Klondike River Lodge fire deemed not suspicious
While the actual cause of the fire that destroyed the Klondike River Lodge on Dec. 30 has not been determined, the official word is that the blaze is no longer deemed to be suspicious in nature.
BEFORE AND AFTER – The Klondike River Lodge is seen above before the Dec. 30 fire. Below: the tire garage is seen south of the destroyed lodge, with the oil tanks behind it, as well as the gas pumps. Photo courtesy GOVERNMENT OF YUKON
DAWSON CITY – While the actual cause of the fire that destroyed the Klondike River Lodge on Dec. 30 has not been determined, the official word is that the blaze is no longer deemed to be suspicious in nature.
“The investigation that was concluded by the RCMP, the Yukon Fire Marshall’s office, the local fire departments, as well as the investigation carried out by the insurance company investigator, have concluded that (the fire) is not suspicious: however, the cause will go down as undetermined,” said Jim Regimbal, Dawson’s fire chief.
“It’s pointing towards electrical, but we can’t say 100 per cent.”
Fire crews from both Dawson and the Klondike Valley responded to the blaze after a call from a Department of Highways and Public Works employee reached Regimbal just after 8:00 that morning.

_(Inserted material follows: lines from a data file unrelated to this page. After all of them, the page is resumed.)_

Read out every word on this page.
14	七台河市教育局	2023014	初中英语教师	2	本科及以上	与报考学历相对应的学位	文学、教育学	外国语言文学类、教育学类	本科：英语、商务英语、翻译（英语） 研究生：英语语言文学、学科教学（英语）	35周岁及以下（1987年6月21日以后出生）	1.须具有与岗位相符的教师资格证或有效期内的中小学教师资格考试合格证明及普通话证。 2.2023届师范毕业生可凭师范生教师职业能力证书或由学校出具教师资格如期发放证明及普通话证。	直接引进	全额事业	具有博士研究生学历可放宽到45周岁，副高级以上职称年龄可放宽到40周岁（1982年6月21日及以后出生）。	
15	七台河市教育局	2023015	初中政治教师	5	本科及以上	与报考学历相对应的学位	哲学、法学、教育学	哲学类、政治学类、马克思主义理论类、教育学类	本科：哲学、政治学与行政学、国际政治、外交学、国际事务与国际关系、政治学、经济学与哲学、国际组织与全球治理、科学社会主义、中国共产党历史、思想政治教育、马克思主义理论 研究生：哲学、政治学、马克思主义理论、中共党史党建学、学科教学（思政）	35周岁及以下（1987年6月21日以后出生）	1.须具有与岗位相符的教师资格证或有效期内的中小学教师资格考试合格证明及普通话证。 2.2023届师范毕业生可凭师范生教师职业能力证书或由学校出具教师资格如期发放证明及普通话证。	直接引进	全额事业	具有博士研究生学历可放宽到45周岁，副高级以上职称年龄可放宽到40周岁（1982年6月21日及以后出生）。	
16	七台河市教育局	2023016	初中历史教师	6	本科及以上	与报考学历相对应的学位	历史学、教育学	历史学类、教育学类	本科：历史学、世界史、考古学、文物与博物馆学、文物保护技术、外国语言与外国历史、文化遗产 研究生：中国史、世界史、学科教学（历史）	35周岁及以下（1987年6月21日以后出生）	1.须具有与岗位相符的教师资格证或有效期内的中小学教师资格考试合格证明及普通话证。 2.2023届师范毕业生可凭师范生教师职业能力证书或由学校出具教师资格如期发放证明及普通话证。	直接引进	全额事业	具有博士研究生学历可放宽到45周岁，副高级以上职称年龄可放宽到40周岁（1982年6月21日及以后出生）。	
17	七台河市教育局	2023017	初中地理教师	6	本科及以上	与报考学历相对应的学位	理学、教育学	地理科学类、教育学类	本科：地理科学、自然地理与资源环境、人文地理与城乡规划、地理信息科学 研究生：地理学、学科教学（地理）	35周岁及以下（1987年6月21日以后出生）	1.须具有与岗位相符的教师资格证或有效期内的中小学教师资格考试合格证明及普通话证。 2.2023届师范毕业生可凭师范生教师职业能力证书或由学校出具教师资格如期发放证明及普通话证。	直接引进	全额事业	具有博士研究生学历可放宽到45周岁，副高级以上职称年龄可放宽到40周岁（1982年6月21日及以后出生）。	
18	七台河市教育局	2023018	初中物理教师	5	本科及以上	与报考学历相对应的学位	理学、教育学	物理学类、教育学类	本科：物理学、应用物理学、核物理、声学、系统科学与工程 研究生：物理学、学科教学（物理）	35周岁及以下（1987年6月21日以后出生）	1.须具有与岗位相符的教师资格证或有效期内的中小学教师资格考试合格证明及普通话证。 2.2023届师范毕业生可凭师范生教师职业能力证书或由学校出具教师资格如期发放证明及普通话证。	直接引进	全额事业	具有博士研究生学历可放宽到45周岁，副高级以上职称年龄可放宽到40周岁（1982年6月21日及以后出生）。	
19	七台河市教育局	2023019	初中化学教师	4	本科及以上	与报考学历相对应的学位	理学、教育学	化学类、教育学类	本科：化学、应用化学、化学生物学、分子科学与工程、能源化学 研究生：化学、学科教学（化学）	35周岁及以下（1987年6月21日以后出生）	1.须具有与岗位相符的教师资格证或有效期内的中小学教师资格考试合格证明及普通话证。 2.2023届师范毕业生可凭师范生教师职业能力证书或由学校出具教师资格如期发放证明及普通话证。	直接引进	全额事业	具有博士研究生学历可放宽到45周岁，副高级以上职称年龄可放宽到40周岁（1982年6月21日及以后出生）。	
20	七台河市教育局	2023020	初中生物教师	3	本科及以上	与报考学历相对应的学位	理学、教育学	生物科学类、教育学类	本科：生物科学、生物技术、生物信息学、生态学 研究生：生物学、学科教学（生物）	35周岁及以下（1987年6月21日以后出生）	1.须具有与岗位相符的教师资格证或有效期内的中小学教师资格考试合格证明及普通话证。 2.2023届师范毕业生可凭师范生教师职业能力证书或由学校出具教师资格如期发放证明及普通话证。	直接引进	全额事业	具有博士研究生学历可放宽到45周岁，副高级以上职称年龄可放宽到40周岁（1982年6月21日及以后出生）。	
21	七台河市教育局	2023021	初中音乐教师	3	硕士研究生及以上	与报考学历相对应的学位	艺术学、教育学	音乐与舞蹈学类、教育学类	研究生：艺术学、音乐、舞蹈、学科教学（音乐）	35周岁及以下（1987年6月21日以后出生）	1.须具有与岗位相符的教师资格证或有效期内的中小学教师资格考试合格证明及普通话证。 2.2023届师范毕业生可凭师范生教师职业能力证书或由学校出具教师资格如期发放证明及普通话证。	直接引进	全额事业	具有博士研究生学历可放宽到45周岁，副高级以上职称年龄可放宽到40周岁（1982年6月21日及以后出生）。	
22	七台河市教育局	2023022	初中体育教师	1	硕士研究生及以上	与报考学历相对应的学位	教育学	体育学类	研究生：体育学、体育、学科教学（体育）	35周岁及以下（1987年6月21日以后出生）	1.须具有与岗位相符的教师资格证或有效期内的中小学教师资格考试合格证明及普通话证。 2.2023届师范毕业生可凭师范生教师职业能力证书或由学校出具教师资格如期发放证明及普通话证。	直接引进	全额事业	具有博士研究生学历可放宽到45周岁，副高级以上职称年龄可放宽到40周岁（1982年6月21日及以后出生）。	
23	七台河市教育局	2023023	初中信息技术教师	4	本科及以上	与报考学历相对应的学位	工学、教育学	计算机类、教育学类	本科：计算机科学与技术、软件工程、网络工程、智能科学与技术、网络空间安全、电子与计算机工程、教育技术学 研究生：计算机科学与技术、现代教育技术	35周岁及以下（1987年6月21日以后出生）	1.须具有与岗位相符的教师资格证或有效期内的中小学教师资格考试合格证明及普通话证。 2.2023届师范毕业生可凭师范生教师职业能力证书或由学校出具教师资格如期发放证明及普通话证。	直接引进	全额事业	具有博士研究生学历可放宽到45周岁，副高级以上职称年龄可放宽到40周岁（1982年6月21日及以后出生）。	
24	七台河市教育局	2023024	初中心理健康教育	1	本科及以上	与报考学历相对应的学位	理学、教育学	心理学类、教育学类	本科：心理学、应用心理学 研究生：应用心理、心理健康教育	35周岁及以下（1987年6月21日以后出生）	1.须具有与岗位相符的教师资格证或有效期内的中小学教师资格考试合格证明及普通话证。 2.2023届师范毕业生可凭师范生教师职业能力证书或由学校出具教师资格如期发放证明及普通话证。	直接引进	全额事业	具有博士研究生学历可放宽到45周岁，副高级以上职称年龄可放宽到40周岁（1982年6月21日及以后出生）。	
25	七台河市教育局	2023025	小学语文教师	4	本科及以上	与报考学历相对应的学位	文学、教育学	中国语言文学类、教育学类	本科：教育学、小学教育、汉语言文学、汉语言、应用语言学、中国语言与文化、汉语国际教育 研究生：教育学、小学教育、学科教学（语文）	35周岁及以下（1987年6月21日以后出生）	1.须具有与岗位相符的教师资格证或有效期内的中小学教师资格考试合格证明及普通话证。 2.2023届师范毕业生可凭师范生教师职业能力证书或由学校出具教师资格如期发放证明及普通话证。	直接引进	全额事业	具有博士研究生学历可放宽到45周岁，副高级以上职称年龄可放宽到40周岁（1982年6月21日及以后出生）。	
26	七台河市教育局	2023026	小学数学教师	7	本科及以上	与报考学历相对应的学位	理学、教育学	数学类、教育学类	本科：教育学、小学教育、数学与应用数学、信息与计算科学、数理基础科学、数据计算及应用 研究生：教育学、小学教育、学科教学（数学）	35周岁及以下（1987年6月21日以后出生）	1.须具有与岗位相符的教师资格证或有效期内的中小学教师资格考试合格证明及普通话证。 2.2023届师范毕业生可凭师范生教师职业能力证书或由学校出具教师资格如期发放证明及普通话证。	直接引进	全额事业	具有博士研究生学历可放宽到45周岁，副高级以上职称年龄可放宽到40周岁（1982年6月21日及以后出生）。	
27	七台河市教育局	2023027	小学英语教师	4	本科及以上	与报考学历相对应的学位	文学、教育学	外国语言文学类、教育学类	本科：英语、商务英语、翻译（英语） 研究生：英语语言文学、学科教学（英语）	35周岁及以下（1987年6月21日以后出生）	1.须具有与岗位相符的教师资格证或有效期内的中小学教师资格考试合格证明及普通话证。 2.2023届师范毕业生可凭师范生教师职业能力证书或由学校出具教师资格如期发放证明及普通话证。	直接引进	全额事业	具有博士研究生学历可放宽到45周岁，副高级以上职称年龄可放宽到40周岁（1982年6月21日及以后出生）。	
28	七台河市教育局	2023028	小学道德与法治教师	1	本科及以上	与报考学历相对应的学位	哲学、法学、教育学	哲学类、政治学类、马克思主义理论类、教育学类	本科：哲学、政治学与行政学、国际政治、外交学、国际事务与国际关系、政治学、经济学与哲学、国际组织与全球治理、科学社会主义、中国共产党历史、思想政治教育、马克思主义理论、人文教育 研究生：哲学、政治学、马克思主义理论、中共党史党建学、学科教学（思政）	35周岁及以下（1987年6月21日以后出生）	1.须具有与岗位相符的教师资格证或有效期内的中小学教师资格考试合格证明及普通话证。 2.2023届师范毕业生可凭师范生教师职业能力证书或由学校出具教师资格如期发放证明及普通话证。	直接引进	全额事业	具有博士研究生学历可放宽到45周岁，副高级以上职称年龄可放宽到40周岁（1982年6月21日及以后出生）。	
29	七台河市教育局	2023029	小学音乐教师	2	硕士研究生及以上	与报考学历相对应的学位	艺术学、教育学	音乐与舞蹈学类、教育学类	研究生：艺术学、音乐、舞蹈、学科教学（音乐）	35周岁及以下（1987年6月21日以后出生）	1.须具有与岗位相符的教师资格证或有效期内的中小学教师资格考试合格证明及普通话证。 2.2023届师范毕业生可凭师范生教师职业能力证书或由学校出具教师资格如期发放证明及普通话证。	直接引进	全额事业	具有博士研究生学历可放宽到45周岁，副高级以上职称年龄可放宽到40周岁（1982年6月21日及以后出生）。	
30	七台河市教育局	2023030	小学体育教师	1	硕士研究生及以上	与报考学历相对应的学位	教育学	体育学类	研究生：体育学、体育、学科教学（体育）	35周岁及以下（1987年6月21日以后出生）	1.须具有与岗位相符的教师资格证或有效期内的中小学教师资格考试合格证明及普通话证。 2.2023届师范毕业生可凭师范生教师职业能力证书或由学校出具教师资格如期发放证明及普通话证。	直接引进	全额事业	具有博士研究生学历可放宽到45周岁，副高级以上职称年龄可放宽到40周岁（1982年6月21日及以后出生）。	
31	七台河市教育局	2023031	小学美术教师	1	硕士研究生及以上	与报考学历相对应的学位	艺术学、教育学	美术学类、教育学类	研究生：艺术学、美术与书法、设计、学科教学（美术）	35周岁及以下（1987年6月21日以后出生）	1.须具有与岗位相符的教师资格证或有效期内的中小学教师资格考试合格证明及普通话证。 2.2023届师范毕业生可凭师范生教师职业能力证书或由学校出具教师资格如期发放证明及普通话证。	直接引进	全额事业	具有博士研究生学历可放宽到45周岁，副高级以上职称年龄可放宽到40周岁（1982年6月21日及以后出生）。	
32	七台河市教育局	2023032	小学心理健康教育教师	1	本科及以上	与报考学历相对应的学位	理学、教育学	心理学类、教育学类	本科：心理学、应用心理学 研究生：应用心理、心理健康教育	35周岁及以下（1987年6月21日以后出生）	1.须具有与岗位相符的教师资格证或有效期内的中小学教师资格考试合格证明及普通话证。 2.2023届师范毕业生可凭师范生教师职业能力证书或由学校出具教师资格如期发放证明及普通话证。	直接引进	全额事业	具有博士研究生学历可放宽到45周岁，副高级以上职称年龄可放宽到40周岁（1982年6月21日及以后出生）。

By the time volunteers from both detachments arrived at the scene, all that could be done was to keep the blaze from spreading to other buildings.
The fire had been burning for hours by then.
Pete Hart, a local trapper, reports that he saw the fire blazing at about 2:30 a.m. Dec. 30, but had no way to report it.
Hart further said he’d been seeing lights in the building on and off ever since it was shut down for the winter back in September 2012.
Regimbal said it was found the power had been on since the building was boarded up for the winter in order to maintain the telephone line.
There were also some renovations going on sporadically inside the building and the power may have been on for that purpose as well.
Regimbal said there was some arcing in the electrical wiring inside the building, indicating very high temperatures, but the arcing took place as a result of the fire, rather than causing it.
The flames destroyed the main building, including the rooms, convenience store and restaurant.
The staff housing, tire garage, oil tanks and pumps were not damaged.
The lodge is owned by a Northwest Territories resident.